Анна Стогова (ИВИ РАН/РГГУ, Москва). Читательские страхи эпохи Просвещения: история lecteur effrayé
Еще до того, как Хорас Уолпол и его последователи придумали устрашать читателей картинами мрачных готических злоключений, во французской «нехудожественной литературе» (при всей неопределенности подобного деления для раннего Нового времени) на протяжении всего XVIII столетия присутствовала фигура испуганного читателя. В текстах самого разного рода — от «Всеобщей истории от сотворения мира» до «Эссе о музыке», от «Порнографии» Ретифа ле ла Бретона до «Энциклопедии» Дидро и д’Аламбера — можно встретить предусмотрительные уведомления о том, что читателю не стоит пугаться предстоящего ему чтения. Речь идет не о готическом ужасе, а о страхе чисто интеллектуального свойства — перед сложностью, запутанностью или объемностью текста, который на первый взгляд кажется неразрывно связанным с амбициозным проектом «просвещения» публики. Действительно, если проследить историю этого «испуганного читателя» (lecteur effrayé), которого авторы стремятся как можно скорей избавить от опасений по поводу текста, который он держит в руках, мы увидим, что она довольно коротка и берет свое начало в 1680-х годах, которые Поль Азар, а за ним и многие другие исследователи, рассматривали как время распространения картезианской парадигмы и начало формирования культуры Просвещения. До этого времени авторы подобных текстов полагали, что они могут порадовать, соблазнить читателя, удовлетворить его любопытство или наскучить, но не рассматривали читательскую реакцию в категориях страха (что, конечно, не означает, что никто до 1680-х годов не пытался его читателю внушить). Страх перед текстом, который предполагают в своем читателе авторы «научно-популярной» литературы XVIII в., является несомненным свидетельством расширения круга читающей публики за счет людей, не привыкших к «серьезному» чтению, но уже успевших вкусить радостей чтения «легкого» — женщин, третьего сословия, молодежи. Историки, занимающиеся историей чтения, посвятили уже немало исследований этому вопросу. Однако описание такого опыта в категориях страха свидетельствует также и о новых коннотациях самого страха, рассмотренного в контексте рационализма и новых идеалов поведения человека.

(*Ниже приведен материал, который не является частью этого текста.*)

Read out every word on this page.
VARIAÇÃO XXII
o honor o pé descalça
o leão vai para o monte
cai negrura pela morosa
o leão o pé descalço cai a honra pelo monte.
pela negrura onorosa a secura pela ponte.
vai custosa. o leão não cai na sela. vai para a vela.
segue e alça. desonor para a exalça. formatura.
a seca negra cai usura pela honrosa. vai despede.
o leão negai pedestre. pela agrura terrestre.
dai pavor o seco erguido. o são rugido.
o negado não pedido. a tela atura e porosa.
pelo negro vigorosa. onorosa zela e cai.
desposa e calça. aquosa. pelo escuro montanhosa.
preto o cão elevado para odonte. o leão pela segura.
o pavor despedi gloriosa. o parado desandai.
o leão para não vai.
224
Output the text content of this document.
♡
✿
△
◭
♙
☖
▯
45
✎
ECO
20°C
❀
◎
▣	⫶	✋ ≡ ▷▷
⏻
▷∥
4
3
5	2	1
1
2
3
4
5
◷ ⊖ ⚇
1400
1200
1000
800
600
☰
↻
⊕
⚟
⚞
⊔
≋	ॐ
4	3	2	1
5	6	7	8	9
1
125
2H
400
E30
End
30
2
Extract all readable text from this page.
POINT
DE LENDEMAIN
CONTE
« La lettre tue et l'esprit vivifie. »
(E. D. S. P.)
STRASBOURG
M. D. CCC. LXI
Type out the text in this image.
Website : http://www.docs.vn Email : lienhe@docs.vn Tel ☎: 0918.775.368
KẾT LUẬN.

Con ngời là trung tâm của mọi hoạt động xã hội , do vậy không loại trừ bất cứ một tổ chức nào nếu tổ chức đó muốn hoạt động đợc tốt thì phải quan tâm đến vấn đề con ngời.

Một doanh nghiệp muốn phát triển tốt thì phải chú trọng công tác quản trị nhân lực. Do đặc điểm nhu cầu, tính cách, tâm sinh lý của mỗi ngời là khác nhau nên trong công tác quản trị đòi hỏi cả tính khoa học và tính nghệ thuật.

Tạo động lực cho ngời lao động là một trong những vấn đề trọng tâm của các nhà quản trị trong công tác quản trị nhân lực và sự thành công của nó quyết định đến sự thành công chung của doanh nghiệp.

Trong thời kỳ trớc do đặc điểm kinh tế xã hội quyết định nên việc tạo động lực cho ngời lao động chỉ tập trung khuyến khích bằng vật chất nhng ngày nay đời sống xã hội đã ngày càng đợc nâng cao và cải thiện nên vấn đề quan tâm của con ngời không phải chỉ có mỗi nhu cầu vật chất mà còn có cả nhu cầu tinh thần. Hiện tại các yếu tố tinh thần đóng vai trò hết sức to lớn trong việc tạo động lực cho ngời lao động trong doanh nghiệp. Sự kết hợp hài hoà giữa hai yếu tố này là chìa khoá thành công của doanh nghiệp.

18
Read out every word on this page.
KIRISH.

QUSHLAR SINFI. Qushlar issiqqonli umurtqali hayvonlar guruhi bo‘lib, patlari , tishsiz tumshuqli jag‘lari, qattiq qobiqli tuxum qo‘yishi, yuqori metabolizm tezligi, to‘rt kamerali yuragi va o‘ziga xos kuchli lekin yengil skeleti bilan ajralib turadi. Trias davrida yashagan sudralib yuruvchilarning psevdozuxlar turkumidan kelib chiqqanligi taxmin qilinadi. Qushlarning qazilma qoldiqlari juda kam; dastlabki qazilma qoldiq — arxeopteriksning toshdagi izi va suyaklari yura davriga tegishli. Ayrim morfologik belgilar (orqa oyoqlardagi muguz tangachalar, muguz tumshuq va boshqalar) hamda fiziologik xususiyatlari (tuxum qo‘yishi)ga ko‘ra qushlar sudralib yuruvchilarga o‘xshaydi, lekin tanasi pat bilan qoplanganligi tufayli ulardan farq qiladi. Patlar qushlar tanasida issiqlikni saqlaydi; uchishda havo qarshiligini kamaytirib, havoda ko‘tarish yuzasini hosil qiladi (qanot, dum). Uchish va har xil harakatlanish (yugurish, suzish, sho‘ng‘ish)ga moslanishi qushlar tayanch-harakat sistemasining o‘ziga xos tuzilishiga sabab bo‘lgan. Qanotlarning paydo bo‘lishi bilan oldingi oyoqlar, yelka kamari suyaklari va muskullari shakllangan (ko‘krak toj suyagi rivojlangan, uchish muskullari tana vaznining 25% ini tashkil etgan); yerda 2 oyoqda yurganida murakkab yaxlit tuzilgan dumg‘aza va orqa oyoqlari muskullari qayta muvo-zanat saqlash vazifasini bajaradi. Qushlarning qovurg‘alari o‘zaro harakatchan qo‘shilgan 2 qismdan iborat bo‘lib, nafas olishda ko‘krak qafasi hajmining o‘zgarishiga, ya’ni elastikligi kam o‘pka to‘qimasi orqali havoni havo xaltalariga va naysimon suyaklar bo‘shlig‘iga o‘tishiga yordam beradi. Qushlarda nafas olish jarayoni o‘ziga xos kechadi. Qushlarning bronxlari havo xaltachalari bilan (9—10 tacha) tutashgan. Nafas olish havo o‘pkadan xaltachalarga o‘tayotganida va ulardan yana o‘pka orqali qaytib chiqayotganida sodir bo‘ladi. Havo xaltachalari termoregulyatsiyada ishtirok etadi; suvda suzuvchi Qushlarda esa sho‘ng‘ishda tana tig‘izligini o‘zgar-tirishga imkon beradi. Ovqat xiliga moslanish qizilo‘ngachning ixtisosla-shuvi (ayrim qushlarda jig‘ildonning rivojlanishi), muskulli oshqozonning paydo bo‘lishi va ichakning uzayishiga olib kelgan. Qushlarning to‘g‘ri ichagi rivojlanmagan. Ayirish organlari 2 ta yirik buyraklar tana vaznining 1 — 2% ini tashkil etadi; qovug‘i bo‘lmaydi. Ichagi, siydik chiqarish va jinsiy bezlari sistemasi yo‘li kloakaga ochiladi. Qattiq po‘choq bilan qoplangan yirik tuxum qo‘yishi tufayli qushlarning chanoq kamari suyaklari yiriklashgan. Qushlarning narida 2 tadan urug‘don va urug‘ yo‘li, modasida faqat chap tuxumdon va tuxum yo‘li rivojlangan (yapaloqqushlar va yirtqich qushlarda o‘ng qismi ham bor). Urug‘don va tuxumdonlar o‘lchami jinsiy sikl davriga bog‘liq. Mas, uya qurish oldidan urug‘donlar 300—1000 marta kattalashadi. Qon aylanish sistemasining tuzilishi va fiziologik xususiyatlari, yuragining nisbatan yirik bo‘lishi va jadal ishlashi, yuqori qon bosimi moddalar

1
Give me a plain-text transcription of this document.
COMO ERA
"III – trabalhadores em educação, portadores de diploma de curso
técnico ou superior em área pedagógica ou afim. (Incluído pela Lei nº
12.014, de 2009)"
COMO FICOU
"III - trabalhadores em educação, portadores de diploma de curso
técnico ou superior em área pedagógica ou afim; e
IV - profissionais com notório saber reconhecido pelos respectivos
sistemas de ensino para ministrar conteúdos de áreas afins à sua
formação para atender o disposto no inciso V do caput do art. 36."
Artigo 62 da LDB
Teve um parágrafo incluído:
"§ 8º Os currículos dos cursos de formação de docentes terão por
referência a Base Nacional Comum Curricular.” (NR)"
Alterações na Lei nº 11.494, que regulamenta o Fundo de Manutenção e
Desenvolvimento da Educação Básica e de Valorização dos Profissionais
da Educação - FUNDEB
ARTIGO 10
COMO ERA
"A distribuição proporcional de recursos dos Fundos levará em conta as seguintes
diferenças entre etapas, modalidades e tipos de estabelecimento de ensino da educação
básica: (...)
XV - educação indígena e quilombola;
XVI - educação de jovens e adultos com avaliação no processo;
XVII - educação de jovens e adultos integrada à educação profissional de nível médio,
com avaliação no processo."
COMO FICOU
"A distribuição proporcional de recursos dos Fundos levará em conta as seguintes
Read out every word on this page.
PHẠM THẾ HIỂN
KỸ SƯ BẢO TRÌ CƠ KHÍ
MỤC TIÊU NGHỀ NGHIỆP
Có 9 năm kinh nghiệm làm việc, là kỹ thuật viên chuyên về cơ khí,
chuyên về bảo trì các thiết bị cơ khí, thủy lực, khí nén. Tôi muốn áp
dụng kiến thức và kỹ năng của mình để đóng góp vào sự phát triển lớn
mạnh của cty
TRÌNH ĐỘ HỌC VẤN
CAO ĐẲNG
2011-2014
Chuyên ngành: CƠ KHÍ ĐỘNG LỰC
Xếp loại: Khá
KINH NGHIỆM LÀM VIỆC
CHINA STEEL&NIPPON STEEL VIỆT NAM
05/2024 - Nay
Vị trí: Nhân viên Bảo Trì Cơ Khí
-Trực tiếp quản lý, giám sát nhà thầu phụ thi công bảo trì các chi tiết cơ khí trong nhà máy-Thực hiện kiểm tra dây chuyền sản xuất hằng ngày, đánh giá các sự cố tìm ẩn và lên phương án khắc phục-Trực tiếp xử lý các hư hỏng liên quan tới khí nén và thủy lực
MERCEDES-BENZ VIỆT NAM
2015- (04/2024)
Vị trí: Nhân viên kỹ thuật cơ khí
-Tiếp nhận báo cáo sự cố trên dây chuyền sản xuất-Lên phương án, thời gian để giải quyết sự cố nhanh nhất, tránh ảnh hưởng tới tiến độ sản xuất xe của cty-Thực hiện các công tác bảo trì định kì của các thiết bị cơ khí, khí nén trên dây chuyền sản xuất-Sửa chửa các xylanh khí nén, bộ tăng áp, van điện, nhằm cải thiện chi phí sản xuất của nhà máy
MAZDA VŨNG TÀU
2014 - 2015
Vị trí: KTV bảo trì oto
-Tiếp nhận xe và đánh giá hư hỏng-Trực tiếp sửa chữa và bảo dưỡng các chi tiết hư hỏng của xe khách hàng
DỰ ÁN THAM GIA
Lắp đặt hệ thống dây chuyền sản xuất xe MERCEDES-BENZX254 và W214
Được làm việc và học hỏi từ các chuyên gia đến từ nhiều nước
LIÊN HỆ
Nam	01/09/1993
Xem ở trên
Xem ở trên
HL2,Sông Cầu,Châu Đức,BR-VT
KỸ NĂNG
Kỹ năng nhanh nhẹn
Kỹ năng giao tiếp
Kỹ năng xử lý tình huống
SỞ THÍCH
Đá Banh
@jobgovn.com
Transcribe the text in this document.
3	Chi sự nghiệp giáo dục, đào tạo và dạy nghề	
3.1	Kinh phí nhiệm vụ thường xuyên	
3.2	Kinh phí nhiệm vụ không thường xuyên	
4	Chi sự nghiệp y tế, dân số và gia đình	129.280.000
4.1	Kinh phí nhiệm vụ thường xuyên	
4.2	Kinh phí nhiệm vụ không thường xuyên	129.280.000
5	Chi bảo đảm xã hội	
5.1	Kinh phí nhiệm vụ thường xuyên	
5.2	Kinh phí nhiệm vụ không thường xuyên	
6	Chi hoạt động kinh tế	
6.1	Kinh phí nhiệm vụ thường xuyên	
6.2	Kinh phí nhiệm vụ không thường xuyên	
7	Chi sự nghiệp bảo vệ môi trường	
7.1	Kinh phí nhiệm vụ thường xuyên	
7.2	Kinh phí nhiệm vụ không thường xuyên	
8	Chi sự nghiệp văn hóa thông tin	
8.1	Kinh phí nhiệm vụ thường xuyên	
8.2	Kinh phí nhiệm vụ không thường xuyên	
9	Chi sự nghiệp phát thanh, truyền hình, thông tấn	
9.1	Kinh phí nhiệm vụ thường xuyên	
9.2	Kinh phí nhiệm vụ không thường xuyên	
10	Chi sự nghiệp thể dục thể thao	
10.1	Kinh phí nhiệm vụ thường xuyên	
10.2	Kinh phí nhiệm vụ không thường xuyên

Еще более любопытным оказывается тот факт, что у истории этой модели описания читательского опыта имеется легко распознаваемое начало. Впервые она встречается в известной (и весьма непростой для понимания) полемике двух благочестивых картезианцев, Николя Мальбранша и Антуана Арно, которая имела место во второй половине 1680-х гг. Анализ появления «испуганного читателя» в этой публичной полемике, имевшей отношение не столько к вопросам рационального поведения, сколько к метафизике, полемическому богословию, вопросам рецепции и познания окружающего мира, статуса языка и красноречия, позволяет увидеть, каким образом интеллектуальная деятельность, разновидностью которой является чтение, оказывается связана с такой «страстью души», как страх. В ходе этой полемики не просто употребляется интересующая нас риторическая конструкция, свидетельствующая о том, что читатель может быть напуган чтением, но выдвигается обвинение в намеренном его запугивании. Это означает, что в своем первом появлении фигура «испуганного читателя» подразумевала несколько иной страх, нежели тот, что может вызвать перспектива прочтения заумных текстов. Изучение контекста, в котором в этой полемике появляется уже не «испуганный», а «запуганный читатель», и, соответственно, той идеи страха, к которой могло отсылать это выражение, и будет находиться в центре внимания докладчика, равно как и последующая история, которая превратила любителя вдаваться в тонкости метафизики, запуганного двумя учеными богословами, в читателя, неуверенного в своих силах и желании прочесть сколько- нибудь серьезное сочинение.